During the time Clark was in Kansas, he wrote home to his parents every few days, describing life at Camp Funston in wonderful detail. Upon his arrival he wrote, “We just went out and got our cots. We put them up ourselves and they are brand new ones. When we went out a small troop of cavalry went past us. They all wear their strings that hold their hats on down under their chin like a Cossack. All of them had spurs on and their horses were sweaty. Probably been drilling. They sure looked great, all tanned up & hard.”
In World War I, horses were still used to pull some artillery and although the mounted cavalry was becoming obsolete, the soldiers at Camp Funston did daily drills on horseback. Sometimes there weren’t enough saddles or bridles to go around. On July 11th Clark wrote his mother, “Say talk about riding a horse. It sure was funny. I had a dandy trained horse but all it had on was a halter and piece of rope for reins. No saddle or blanket. I staid in the saddle for 1 hour without getting off. I said saddle there but that was a mistake. You had ought to have seen me ride. Of course the horses didn’t hardly get off from a walk, or I would sure have been on the ground. Lots of fellows fell off as it was. Gosh we had to ride without any hands and do a lot of stunts, but it was all fun for about half an hour. Then I commenced to get sore, you know where, but I stuck the hour out. Good-Night I was sore as the deuce for a while but now I feel better. Some of the poor fellows have got Blisters and skin rubbed off and one poor fellow bled right thru his pants. Of course it is nothing serious but it sure does hurt. Probably I will be writing that I have to stand up to eat in a few days, but I should worry. If there is any possible way to learn to ride I am the boy to do it.” By the time he left Camp Funston, Clark wrote proudly about what an accomplished horseman he had become–though he hated army mules.
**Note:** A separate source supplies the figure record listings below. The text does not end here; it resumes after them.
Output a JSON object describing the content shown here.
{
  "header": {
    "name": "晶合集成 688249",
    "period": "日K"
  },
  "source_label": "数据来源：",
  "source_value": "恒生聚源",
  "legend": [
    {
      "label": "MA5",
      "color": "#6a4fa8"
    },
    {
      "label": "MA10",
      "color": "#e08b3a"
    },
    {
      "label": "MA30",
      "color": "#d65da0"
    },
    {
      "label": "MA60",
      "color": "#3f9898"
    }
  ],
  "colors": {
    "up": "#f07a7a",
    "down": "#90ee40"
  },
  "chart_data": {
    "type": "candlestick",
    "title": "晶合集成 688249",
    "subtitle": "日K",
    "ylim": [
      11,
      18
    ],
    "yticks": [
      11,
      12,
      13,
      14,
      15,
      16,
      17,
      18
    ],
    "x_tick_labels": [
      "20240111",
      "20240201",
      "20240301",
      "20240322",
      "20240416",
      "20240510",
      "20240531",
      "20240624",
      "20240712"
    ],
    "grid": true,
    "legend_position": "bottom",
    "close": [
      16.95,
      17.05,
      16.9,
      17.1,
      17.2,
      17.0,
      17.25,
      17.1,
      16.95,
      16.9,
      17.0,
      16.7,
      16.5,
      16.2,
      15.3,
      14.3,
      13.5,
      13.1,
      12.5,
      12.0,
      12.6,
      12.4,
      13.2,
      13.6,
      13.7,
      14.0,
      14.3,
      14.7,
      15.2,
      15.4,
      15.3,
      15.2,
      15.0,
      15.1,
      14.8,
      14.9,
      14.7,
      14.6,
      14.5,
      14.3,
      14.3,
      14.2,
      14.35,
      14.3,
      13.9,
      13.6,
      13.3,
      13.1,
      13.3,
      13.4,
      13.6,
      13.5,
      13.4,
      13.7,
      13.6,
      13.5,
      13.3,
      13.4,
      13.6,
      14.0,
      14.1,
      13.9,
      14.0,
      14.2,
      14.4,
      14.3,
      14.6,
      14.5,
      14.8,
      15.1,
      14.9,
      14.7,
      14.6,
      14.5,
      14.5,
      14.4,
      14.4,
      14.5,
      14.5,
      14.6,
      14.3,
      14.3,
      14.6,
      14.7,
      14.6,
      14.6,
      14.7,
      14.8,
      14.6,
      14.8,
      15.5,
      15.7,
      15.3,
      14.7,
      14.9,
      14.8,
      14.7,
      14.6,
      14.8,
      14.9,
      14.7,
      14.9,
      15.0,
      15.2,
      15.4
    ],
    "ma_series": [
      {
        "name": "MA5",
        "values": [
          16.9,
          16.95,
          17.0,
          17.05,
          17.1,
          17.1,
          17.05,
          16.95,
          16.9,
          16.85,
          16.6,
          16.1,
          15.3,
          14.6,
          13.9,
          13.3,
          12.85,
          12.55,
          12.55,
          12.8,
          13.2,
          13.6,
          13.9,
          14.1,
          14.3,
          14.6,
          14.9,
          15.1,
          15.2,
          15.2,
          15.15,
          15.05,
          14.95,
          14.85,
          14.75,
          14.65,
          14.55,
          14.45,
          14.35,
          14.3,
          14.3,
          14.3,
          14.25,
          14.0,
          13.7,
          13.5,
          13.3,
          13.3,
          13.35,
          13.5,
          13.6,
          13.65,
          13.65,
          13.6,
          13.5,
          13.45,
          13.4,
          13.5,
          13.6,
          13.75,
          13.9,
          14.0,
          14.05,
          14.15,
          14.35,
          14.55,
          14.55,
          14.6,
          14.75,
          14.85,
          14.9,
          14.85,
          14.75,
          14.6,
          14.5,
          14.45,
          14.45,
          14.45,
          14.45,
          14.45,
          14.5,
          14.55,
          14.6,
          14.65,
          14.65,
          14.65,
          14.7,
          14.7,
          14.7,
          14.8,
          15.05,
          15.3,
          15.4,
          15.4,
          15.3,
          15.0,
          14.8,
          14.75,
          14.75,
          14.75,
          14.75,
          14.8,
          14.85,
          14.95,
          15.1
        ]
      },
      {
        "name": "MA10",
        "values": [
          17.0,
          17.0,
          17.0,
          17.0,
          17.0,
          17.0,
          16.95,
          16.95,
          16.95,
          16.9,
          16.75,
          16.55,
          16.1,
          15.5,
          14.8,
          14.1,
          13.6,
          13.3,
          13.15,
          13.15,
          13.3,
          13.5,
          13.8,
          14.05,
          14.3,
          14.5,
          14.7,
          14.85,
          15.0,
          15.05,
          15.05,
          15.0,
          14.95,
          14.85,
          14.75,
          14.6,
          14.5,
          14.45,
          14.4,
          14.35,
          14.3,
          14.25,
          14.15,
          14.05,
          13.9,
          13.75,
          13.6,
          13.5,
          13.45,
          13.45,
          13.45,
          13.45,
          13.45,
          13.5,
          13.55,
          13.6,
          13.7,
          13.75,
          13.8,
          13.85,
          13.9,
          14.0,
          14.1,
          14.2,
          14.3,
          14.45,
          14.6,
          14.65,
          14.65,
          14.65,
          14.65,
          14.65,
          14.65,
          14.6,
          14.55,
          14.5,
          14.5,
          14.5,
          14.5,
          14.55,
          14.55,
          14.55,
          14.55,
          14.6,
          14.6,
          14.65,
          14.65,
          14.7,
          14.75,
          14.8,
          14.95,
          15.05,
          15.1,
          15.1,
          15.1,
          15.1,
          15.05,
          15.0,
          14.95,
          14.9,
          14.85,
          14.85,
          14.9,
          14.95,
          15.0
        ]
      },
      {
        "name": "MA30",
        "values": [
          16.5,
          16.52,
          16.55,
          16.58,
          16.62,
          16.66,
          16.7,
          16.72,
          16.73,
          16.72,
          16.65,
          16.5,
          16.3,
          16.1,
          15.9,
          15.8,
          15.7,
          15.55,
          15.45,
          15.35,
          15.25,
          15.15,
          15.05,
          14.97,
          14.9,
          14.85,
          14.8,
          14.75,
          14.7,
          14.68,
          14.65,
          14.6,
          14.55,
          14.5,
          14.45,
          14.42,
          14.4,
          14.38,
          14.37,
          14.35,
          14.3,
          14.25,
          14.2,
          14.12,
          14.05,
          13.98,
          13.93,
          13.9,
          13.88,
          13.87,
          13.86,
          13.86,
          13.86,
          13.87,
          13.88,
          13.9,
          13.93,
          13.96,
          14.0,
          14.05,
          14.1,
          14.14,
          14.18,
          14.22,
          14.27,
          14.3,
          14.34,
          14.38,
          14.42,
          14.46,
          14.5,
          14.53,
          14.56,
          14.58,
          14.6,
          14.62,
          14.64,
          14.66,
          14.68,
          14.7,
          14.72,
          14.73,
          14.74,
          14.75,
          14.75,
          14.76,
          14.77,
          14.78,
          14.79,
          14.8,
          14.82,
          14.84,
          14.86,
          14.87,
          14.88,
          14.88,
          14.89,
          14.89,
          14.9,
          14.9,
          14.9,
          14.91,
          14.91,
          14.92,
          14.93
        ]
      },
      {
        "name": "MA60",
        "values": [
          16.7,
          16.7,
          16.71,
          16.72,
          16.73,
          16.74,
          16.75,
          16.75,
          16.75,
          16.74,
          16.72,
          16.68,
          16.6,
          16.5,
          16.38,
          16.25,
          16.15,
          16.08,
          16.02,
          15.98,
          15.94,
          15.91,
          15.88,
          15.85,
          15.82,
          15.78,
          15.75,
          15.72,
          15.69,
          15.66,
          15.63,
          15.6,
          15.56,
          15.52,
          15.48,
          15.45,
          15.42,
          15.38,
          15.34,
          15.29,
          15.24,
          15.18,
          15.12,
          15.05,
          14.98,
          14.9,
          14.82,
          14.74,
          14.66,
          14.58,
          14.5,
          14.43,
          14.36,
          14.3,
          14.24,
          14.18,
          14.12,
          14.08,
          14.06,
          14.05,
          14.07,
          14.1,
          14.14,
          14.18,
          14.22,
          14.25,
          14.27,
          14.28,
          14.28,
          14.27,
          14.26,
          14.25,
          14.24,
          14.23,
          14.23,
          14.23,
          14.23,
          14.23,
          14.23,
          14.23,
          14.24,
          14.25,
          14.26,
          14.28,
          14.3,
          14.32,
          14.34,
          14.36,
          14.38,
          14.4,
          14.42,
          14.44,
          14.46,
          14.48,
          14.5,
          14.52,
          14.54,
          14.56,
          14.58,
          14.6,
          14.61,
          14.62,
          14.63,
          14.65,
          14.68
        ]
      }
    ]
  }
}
Many of the soldiers, including Clark, had to live in tents until late September, although the weather had turned cold and rainy. When they moved into the barracks, there still wasn’t any heat. On October 11th, Clark wrote his father that the showers were still only lukewarm, and, “I wear my sweater under my shirt all the time now and at night I wear it to bed. I also wear the heavy woolen socks to bed that Susie sent me.” The War Department couldn’t get heat installed in the hastily constructed barracks until December.
Clark told his parents he would be safer in the cavalry, because it meant he wouldn’t be fighting in the trenches, where the men were more vulnerable to the opponent’s artillery attacks, sniper fire, disease, and poison gas. His regiment left Camp Funston in November, before the devastating flu epidemic that hit in March, 1918. He served overseas from July 1918 to June 1919, and returned to his family in New York after the war.